La Salle Students Learn Marketing from the Pros
The Record
January 11th, 2017
La Salle students learn marketing from the pros – troyrecord
TROY, N.Y. >> The buzz of power tools and other sounds of construction filled the Troy Innovation Garage on Wednesday as work continued to convert the long-vacant former car dealership and ballroom into a centerpiece of the city’s growing entrepreneurial community.
On the building’s second floor, however, a different kind of building was going on, as the garage and its main tenant, Gramercy Communications, welcomed more than 25 students from La Salle Institute for a day of presentations and collaboration to help them better understand marketing and how it can play a crucial role in the success or failure of a business. From establishing personal and professional brands to the effective use of marketing to spread their message, the high-schoolers learned the ins and outs from professionals both with Gramercy and other tenants in the garage, which opened last year, offering shared workspace and other facilities and services for entrepreneurs.
Wednesday’s program was offered by Tom Nardacci, owner of the garage and Gramercy and a 1992 La Salle graduate who said the school taught him many of the skills that helped him to find success both professionally and personally.
“I learned to give back [to the community] at La Salle,” Nardacci said in welcoming students Wednesday morning. “I learned to be respectful at La Salle. You have big decisions ahead of you about what’s next [after high school]. You guys have or are developing this moral compass, [and] if you follow that line, you’ll never go wrong.”
Programs like the one held Wednesday are an important part of a La Salle education, said Mike Levy, chairman of the school’s business department, providing students with the academic knowledge to be successful and the practical knowledge and experience often lacking in traditional programs.
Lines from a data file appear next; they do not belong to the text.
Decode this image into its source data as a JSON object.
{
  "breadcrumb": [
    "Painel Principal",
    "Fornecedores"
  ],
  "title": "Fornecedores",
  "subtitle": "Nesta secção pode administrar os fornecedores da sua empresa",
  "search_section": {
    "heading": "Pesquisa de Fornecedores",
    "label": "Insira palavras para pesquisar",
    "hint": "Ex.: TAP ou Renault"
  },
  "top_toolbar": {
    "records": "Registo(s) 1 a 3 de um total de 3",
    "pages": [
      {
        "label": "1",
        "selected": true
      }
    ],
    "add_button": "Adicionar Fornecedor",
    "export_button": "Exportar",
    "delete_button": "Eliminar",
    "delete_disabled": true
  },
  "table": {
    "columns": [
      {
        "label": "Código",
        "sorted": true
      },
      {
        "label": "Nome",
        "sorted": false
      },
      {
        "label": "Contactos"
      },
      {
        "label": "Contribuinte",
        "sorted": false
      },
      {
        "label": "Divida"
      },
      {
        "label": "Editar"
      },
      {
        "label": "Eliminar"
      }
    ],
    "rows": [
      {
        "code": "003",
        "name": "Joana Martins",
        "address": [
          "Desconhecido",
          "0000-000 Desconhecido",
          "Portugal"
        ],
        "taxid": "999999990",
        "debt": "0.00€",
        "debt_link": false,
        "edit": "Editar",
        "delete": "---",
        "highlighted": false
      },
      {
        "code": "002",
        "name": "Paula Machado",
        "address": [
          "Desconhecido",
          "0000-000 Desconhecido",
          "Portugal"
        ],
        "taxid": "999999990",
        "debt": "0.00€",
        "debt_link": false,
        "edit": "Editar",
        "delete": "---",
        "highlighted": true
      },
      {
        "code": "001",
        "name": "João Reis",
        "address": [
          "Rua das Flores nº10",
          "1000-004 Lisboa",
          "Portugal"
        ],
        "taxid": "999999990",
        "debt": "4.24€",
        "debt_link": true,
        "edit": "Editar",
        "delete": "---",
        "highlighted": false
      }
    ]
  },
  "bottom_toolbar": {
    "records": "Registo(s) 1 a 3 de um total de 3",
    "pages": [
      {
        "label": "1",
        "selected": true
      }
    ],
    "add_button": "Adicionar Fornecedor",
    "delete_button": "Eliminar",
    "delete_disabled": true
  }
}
Taking them out of the classroom is important to show them how to apply what they learn, he said, as well as how to work with others and present themselves professionally.
“While other schools have been cutting back on business programs, we’re expanding ours,” explained Levy, who worked in the private sector for more than a quarter-century before going into education, first as a teacher at Shaker High School for 10 years before coming to La Salle in 2013. “We’ve built a model that can be emulated by other schools if they have ingenuity, creativity.”
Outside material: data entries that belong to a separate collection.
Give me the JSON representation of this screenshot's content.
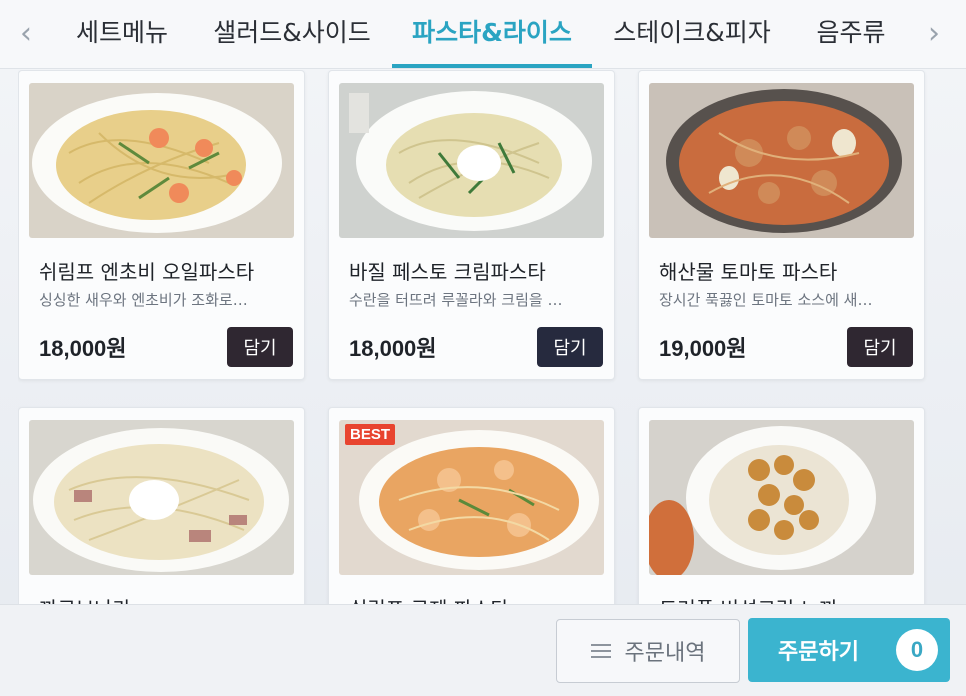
{
  "nav": {
    "prev_icon": "chevron-left-icon",
    "next_icon": "chevron-right-icon",
    "tabs": [
      {
        "label": "세트메뉴"
      },
      {
        "label": "샐러드&사이드"
      },
      {
        "label": "파스타&라이스"
      },
      {
        "label": "스테이크&피자"
      },
      {
        "label": "음주류"
      }
    ],
    "active_tab": "파스타&라이스"
  },
  "menu": {
    "add_label": "담기",
    "items": [
      {
        "name": "쉬림프 엔초비 오일파스타",
        "desc": "싱싱한 새우와 엔초비가 조화로…",
        "price": "18,000원"
      },
      {
        "name": "바질 페스토 크림파스타",
        "desc": "수란을 터뜨려 루꼴라와 크림을 …",
        "price": "18,000원"
      },
      {
        "name": "해산물 토마토 파스타",
        "desc": "장시간 푹끓인 토마토 소스에 새…",
        "price": "19,000원"
      },
      {
        "name": "까르보나라",
        "desc": "",
        "price": "",
        "badge": ""
      },
      {
        "name": "쉬림프 로제 파스타",
        "desc": "",
        "price": "",
        "badge": "BEST"
      },
      {
        "name": "트러플 버섯크림 뇨끼",
        "desc": "",
        "price": "",
        "badge": ""
      }
    ]
  },
  "footer": {
    "history_label": "주문내역",
    "order_label": "주문하기",
    "cart_count": "0"
  },
  "colors": {
    "accent": "#2aa4c2",
    "order_button": "#3bb4cf",
    "add_button": "#2f2731",
    "best_badge": "#e8442f"
  }
}
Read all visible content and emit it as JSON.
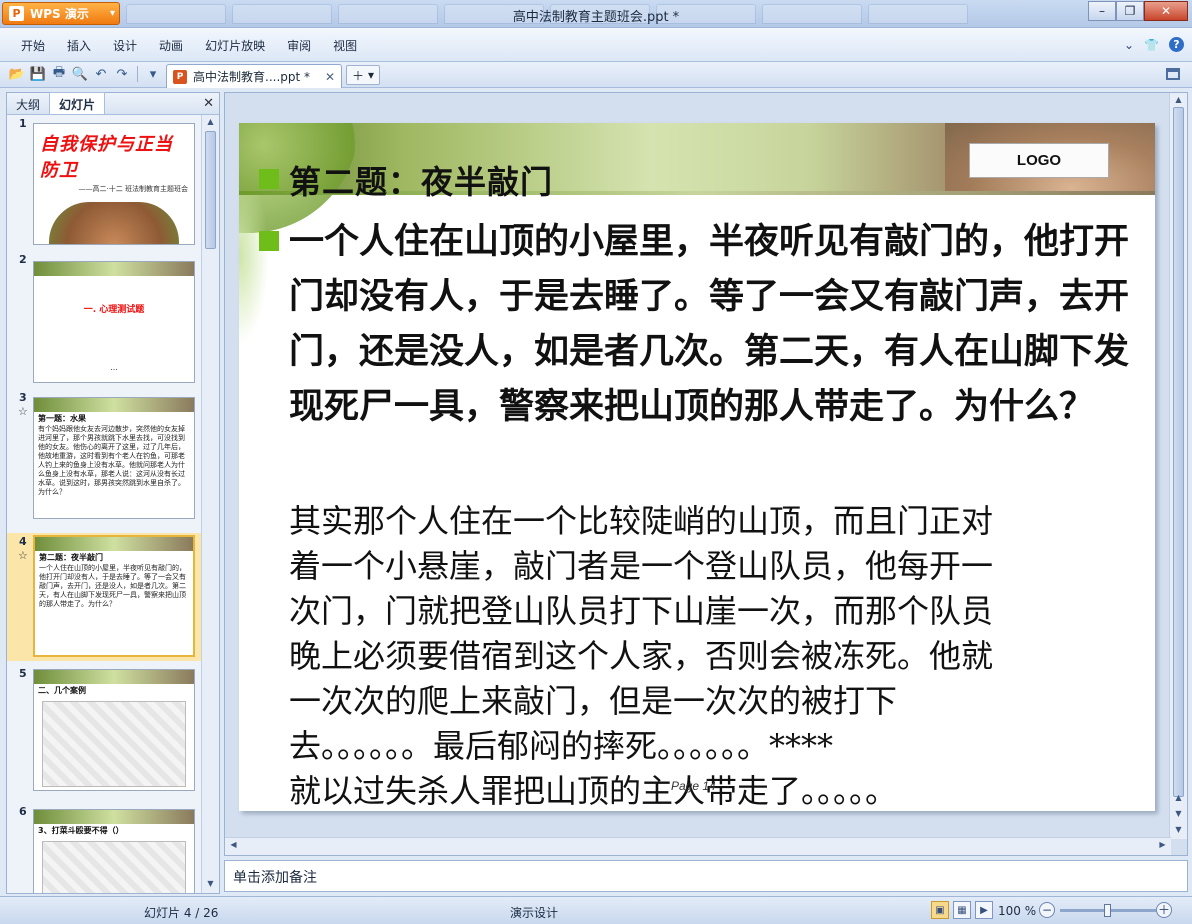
{
  "app": {
    "button_label": "WPS 演示",
    "window_title": "高中法制教育主题班会.ppt *"
  },
  "menu": [
    "开始",
    "插入",
    "设计",
    "动画",
    "幻灯片放映",
    "审阅",
    "视图"
  ],
  "toolbar": {
    "doc_tab_label": "高中法制教育....ppt *"
  },
  "left_panel": {
    "tabs": [
      "大纲",
      "幻灯片"
    ],
    "thumbnails": [
      {
        "num": "1",
        "title": "自我保护与正当防卫",
        "subtitle": "——高二·十二 班法制教育主题班会"
      },
      {
        "num": "2",
        "center_text": "一. 心理测试题",
        "dots": "..."
      },
      {
        "num": "3",
        "title": "第一题：水果",
        "text": "有个妈妈跟他女友去河边散步，突然他的女友掉进河里了，那个男孩就跳下水里去找，可没找到他的女友。他伤心的离开了这里，过了几年后，他故地重游，这时看到有个老人在钓鱼，可那老人钓上来的鱼身上没有水草。他就问那老人为什么鱼身上没有水草，那老人说：这河从没有长过水草。说到这时，那男孩突然跳到水里自杀了。为什么？"
      },
      {
        "num": "4",
        "title": "第二题：夜半敲门",
        "text": "一个人住在山顶的小屋里，半夜听见有敲门的，他打开门却没有人，于是去睡了。等了一会又有敲门声，去开门，还是没人，如是者几次。第二天，有人在山脚下发现死尸一具，警察来把山顶的那人带走了。为什么？"
      },
      {
        "num": "5",
        "title": "二、几个案例"
      },
      {
        "num": "6",
        "title": "3、打菜斗殴要不得（）"
      }
    ]
  },
  "slide": {
    "logo": "LOGO",
    "title": "第二题：夜半敲门",
    "question": "一个人住在山顶的小屋里，半夜听见有敲门的，他打开门却没有人，于是去睡了。等了一会又有敲门声，去开门，还是没人，如是者几次。第二天，有人在山脚下发现死尸一具，警察来把山顶的那人带走了。为什么？",
    "answer_lines": [
      "其实那个人住在一个比较陡峭的山顶，而且门正对",
      "着一个小悬崖，敲门者是一个登山队员，他每开一",
      "次门，门就把登山队员打下山崖一次，而那个队员",
      "晚上必须要借宿到这个人家，否则会被冻死。他就",
      "一次次的爬上来敲门，但是一次次的被打下",
      "去。。。。。。最后郁闷的摔死。。。。。。****",
      "就以过失杀人罪把山顶的主人带走了。。。。。"
    ],
    "page_label": "Page 14"
  },
  "notes": {
    "placeholder": "单击添加备注"
  },
  "status": {
    "slide_counter": "幻灯片 4 / 26",
    "theme": "演示设计",
    "zoom": "100 %",
    "zoom_level": 0.5
  },
  "colors": {
    "accent_green": "#6fbd1a",
    "selected_thumb": "#fbe5a9",
    "wps_orange": "#f07a10"
  }
}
After Nardacci welcomed the students, they sat down with Gramercy staff and other garage tenants, including Erik Bunaes, president of Endorphin Advisors, a marketing strategy and technology company, and Jesse Gardner, owner of Plasticmind Design, web development and design business, to learn the ins and outs of the business. They then sat down in groups and worked with the professionals on marketing projects for real clients such as Sunmark Federal Credit Union.
Nardacci said the program meshes perfectly with his vision of the garage as an incubator where young entrepreneurs can pursue their ideas with the support not only of the garage and its staff but also others who use the shared workspace. As someone who followed the entrepreneurial route to success, Nardacci encouraged the students not to wait to follow their dreams, pointing out as an example brothers Guha and Karthik Bala, who as teenagers founded Vicarious Visions, an award-winning video game company based in Menands responsible for developing such games as the Guitar Hero and Skylanders series, and recently opened Velan Studios in Gramercy’s former offices on River Street after selling Vicarious Visions to video game giant Activision.
“If you have an interest in being an entrepreneur, you don’t have to wait,” he said. “If you have the ability to be any kind of entrepreneur, it’s OK to do it now.”